Roadside Managers’ Award for Pollinator Habitat & Colorado Pollinator Highway

As Lady Bird Johnson’s campaign in Texas has shown, many locally native flowers thrive along roadsides. Photo: Phyllis Stiles

America’s roadsides offer millions of miles of opportunity for healthy, pesticide-free habitat, rich in native wildflowers in long, CONNECTED corridors. However, historically, for safety and aesthetic reasons, those roadsides have been heavily mowed and sprayed.

With growing awareness of how threatened and important pollinators are both to human food security and planetary resilience, many roadside managers are considering management changes that would address safety, and result in even more aesthetically pleasing roadsides while providing vital food and shelter for pollinators.
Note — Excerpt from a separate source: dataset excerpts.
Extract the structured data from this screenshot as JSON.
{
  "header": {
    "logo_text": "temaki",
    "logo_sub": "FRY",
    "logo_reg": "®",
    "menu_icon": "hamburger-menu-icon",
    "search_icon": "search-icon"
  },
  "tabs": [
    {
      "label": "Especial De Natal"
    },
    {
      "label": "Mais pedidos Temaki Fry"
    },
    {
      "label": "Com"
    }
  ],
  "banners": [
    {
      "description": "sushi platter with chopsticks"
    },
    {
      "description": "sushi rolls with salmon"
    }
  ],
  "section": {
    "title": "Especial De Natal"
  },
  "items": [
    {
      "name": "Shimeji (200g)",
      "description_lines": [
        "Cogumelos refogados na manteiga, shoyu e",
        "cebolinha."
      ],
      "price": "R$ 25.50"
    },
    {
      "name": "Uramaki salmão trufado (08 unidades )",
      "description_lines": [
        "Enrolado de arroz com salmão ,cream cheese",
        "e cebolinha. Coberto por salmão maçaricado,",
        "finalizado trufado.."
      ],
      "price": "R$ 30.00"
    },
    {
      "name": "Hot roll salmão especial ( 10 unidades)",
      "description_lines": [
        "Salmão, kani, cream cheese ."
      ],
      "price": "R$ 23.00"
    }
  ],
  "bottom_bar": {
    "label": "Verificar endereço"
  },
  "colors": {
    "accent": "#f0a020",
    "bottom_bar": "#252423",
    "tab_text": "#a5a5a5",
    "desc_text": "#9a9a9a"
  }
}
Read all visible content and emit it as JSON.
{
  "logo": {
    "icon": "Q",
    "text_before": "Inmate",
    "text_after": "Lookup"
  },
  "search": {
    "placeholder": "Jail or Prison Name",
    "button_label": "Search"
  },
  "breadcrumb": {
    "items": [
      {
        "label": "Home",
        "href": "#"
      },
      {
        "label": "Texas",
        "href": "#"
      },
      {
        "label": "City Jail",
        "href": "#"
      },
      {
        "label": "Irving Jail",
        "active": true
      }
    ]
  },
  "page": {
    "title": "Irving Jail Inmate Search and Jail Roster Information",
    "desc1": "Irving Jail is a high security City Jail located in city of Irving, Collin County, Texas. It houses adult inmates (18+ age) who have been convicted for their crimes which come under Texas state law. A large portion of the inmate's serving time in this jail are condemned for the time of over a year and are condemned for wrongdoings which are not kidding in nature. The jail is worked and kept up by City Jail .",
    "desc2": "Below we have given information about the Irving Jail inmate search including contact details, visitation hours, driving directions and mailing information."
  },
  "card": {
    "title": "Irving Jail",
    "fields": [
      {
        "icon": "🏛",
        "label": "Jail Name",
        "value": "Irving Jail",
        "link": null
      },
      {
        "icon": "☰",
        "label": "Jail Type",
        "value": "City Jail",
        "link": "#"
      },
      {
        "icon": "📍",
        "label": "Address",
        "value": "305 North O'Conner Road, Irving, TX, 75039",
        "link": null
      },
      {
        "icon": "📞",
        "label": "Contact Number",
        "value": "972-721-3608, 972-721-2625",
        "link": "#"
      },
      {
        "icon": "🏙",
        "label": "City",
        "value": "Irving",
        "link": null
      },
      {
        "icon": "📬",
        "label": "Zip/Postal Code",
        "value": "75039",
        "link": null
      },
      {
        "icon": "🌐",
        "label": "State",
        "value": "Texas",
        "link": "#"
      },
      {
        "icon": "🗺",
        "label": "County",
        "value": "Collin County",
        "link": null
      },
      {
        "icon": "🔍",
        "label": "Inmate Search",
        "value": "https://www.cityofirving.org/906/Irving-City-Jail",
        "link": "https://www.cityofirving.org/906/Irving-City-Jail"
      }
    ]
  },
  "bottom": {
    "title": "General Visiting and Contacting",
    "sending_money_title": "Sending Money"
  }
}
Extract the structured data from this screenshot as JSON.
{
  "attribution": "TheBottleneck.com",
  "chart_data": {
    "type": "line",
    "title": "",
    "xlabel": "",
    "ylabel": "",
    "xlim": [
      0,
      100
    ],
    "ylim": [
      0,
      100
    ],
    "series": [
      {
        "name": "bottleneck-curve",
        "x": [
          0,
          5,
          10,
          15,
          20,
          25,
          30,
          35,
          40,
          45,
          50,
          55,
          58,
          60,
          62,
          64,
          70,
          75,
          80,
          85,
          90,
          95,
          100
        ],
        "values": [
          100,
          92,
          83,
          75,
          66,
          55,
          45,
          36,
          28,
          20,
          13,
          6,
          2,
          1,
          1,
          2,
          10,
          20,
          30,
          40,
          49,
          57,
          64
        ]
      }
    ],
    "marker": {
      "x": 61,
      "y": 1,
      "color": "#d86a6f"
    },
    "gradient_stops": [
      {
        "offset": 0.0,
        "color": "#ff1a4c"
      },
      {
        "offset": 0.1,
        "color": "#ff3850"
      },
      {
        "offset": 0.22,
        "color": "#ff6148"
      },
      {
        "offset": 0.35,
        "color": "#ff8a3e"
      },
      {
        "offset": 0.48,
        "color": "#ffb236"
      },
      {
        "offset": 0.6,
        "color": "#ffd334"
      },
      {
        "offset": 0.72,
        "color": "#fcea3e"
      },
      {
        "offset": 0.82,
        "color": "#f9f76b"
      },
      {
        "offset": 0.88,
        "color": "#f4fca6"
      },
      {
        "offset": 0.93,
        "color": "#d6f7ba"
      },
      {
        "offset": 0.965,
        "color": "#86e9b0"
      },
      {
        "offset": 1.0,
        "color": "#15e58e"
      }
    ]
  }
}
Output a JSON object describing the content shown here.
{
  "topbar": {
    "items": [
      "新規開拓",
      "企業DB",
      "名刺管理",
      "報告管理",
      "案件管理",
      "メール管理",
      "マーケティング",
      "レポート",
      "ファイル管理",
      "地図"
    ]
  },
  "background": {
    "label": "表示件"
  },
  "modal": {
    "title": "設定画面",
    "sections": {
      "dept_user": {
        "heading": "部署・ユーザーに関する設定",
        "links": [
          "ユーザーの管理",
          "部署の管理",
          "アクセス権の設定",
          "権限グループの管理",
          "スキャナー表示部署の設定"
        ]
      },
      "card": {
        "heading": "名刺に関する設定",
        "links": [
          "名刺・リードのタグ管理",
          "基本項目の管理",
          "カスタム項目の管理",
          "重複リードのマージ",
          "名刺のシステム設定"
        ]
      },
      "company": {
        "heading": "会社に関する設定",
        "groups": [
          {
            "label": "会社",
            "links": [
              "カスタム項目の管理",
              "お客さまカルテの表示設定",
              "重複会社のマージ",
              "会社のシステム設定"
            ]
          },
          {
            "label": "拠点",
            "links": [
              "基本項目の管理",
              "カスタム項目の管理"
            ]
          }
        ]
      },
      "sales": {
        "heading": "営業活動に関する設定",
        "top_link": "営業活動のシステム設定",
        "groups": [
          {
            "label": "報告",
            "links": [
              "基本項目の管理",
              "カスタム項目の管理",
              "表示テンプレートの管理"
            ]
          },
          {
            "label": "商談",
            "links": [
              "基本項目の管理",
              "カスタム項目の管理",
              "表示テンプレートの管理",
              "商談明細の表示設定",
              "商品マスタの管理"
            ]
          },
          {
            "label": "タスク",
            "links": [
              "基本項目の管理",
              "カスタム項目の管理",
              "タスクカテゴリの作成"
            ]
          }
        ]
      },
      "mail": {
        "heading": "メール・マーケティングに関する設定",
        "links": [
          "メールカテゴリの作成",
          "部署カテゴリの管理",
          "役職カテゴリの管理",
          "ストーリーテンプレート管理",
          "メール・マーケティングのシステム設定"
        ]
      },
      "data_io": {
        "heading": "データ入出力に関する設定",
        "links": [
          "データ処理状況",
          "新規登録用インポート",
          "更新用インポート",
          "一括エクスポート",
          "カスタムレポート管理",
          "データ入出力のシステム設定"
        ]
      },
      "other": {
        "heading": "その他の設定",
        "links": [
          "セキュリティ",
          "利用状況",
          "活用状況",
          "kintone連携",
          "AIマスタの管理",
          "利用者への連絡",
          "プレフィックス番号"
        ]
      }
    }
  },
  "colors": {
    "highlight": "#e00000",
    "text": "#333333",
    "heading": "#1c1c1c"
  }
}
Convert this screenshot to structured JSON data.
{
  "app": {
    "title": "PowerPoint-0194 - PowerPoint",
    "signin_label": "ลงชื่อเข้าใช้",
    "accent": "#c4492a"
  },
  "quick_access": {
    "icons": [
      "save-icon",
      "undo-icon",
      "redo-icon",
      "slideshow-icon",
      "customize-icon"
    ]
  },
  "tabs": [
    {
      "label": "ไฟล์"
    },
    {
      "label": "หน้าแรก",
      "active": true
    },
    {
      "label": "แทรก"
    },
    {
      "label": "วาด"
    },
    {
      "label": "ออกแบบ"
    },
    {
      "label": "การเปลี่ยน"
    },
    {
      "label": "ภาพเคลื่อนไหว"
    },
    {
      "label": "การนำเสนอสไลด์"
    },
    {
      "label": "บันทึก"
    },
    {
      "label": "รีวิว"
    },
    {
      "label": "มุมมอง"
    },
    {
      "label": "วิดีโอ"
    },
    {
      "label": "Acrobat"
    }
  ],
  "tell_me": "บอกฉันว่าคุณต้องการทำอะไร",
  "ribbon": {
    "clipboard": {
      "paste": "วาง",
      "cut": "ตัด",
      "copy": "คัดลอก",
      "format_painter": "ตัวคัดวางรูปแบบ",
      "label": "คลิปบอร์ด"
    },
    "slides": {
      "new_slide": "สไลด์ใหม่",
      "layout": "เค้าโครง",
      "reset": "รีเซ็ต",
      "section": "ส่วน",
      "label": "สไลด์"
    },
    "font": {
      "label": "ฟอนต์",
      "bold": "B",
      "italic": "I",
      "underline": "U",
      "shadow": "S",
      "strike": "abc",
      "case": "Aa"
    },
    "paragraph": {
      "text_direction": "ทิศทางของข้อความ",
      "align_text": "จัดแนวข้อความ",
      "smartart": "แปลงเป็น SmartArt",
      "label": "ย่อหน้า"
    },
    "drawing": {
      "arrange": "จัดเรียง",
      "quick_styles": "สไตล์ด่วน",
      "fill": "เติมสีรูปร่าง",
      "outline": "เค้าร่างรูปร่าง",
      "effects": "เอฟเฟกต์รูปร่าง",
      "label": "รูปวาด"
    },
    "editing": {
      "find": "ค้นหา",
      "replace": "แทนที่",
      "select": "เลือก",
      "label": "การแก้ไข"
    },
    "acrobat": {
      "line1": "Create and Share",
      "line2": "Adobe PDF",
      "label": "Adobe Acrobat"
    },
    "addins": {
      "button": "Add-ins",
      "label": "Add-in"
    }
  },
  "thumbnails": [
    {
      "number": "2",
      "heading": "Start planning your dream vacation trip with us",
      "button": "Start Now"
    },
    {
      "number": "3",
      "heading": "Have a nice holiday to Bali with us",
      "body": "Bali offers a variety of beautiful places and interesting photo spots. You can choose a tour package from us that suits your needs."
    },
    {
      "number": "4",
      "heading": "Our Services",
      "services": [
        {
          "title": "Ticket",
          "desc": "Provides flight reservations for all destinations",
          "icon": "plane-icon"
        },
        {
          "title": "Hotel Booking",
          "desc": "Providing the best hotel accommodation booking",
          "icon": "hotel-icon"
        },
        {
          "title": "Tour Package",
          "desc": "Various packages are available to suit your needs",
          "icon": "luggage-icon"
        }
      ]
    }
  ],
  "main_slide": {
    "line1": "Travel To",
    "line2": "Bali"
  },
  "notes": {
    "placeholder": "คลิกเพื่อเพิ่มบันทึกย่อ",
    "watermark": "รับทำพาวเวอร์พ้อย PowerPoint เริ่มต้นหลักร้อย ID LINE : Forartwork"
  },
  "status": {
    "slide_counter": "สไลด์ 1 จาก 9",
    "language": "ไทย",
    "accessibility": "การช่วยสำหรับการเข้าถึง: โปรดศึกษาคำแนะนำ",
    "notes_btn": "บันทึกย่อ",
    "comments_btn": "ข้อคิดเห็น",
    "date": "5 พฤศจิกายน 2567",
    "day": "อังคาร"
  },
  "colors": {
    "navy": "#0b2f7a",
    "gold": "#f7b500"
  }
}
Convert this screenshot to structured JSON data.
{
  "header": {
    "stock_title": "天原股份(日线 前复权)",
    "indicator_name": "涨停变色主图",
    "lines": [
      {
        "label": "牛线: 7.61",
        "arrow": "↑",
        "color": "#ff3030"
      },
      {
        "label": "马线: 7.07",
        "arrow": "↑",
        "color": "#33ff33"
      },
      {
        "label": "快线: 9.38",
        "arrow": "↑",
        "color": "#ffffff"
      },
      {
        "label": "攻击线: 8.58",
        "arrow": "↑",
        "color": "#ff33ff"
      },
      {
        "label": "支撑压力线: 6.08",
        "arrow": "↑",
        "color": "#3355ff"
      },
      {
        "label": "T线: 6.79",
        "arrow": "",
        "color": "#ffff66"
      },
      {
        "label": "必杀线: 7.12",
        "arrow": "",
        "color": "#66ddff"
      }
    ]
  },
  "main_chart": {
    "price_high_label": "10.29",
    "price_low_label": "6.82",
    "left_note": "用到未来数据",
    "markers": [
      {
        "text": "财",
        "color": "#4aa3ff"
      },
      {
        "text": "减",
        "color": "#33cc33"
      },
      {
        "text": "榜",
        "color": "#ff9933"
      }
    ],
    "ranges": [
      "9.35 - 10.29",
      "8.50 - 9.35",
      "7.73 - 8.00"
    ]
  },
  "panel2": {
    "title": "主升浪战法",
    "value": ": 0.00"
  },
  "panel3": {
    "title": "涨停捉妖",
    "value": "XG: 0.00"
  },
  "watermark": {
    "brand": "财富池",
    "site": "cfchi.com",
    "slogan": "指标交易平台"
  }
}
In many cases, these new management practices could even save money!

The recent announcement of the nation’s first pollinator highway is a great example. Remarkably, both Colorado’s House and Senate passed the resolution unanimously to designate Highway 76 from the Nebraska state line to Arvada, Colorado, the “Colorado Pollinator Highway.”

Last year, the North American Pollinator Protection Campaign launched an award to bring attention to roadside managers who are committed to pollinator conservation. Nominations for the NAPPC Roadside Managers Award are due by June 26, 2017.  Anybody can nominate a government transportation agency including the agency itself. We hope to receive lots of nominations that will showcase the transition in roadside management occurring around the country and inspire other roadside managers to explore their own opportunities to be pollinator conservationists.